Mika: Abgesehen von einer ganzen Menge Festivals, die Ihr spielt, geht Ihr im Herbst dann wieder auf Tour, um Euer Album zu promoten. Freust Du Dich da schon auf das Leben auf der Straße oder bist Du weniger der Tourmensch?

Ingo: Naja...Leben auf der Straße...da schläft man meistens. Aber ich weiss, was Du meinst: Ob es schön ist, auf Tour zu sein.

Mika: Genau, also ich denk mal, auf die ersten Gigs freut man sich sowieso, aber nach einer Weile sehnt man sich wohl auch wieder nach den eigenen vier Wänden, oder?

Ingo: Ja, natürlich. Man muss auch bedenken, dass wir das schon ein paar Jahre machen. Im Prinzip sind wir seit 1992 auf Tour. Man kann da nicht mehr so das "Sex, Drugs and Rock´n´Roll"-Ding abziehen, dass man sich da ununterbrochen zulötet oder irgendwelche anderen Sachen einwirft. Das läuft inzwischen recht vernünftig und gesittet ab. Und jeder hat da auch so sein Ding, wie er das übersteht. Ich versuche da auch jeden Tag mir ein wenig Ausgleich zu verschaffen, also nicht den ganzen Tag auf die zwei Stunden Gig am Abend zu warten. Da wirst Du auf Dauer blöd im Kopf, säufst aus Langeweile oder machst sonstwas. Da schaut man eher, dass man ein wenig Sport macht, oder in die Schwimmhalle geht, sich die Stadt anschaut, oder sich auch so ein wenig Arbeit mitnimmt. Kommt natürlich auch mal vor, dass Du in einer Stadt spielst, wo Du schon alles gesehen hast, und dann doch nochmal in ner Bar landest (lacht). Aber so aufregend, wie man sich das gerne vorstellt, ist es gar nicht.

Mika: Ihr seid aber alle vollzeit "Subway To Sally"?

Ingo: Du meinst, ob wir alle Musiker sind?

Mika: Ja.

Ingo: Ja, sind wir.

Mika: Da hat also niemand einen Nebenjob sondern Ihr könnt alle voll von der Musik leben?

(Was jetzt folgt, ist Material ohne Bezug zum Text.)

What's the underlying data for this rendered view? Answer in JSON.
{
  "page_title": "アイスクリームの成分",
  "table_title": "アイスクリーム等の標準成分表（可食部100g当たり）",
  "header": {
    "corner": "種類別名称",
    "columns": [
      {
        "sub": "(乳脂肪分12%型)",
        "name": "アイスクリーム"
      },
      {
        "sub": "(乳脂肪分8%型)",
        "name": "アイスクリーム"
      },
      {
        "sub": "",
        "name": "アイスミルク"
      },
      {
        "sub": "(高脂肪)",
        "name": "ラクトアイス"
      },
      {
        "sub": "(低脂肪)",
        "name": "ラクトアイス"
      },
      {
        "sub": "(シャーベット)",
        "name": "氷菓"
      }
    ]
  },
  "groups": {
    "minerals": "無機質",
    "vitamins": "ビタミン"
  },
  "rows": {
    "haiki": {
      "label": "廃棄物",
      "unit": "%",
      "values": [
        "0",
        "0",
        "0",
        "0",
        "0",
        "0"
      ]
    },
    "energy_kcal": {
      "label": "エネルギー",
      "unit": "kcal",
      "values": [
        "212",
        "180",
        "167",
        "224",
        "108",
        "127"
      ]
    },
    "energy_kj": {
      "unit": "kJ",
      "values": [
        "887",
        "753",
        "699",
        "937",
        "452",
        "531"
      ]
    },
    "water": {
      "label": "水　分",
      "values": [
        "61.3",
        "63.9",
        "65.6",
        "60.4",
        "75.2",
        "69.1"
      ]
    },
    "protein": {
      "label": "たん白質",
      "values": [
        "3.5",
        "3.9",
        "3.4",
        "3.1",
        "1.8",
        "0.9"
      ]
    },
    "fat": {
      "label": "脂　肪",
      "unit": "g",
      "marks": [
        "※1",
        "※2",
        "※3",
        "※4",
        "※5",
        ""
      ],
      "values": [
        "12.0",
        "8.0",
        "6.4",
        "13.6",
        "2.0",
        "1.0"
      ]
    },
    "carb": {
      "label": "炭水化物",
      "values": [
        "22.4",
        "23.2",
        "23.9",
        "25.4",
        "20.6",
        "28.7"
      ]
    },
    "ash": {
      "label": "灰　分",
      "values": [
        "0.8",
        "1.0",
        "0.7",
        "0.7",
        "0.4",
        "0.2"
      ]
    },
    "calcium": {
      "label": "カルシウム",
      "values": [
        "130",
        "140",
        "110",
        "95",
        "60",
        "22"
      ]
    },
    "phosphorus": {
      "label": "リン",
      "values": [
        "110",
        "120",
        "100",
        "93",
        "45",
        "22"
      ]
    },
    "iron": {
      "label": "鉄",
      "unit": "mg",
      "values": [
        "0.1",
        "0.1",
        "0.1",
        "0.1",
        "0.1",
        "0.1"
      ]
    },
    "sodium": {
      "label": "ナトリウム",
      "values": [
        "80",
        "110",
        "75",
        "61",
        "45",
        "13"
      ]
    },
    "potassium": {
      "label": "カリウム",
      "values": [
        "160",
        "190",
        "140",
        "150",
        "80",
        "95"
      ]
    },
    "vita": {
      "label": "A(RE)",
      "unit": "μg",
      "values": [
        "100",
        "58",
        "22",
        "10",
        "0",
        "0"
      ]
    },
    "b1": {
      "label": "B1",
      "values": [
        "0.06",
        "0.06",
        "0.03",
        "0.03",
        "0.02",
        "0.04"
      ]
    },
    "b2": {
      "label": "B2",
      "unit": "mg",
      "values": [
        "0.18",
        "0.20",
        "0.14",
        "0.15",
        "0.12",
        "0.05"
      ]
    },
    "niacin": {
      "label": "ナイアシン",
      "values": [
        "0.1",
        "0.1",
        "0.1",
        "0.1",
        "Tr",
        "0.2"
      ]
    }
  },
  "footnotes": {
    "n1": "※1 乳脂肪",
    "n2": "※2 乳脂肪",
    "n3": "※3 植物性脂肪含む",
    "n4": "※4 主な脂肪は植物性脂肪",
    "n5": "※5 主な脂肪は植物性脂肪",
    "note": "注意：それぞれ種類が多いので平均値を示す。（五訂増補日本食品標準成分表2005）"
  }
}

Ingo: Ja. Also unser Schlagzeuger hat noch andere musikalische Jobs zu erledigen, Verpflichtungen, die er jetzt natürlich nicht alle direkt canceln konnte. Aber ansonsten ist er auch erst 21 und ist am überlegen, was er eigentlich machen will, ob er Musik studieren will und dann vielleicht nach Berlin zieht oder ob er dann auch davon lebt.

Mika: Alles klar. Dann mal vielen Dank für das Interview!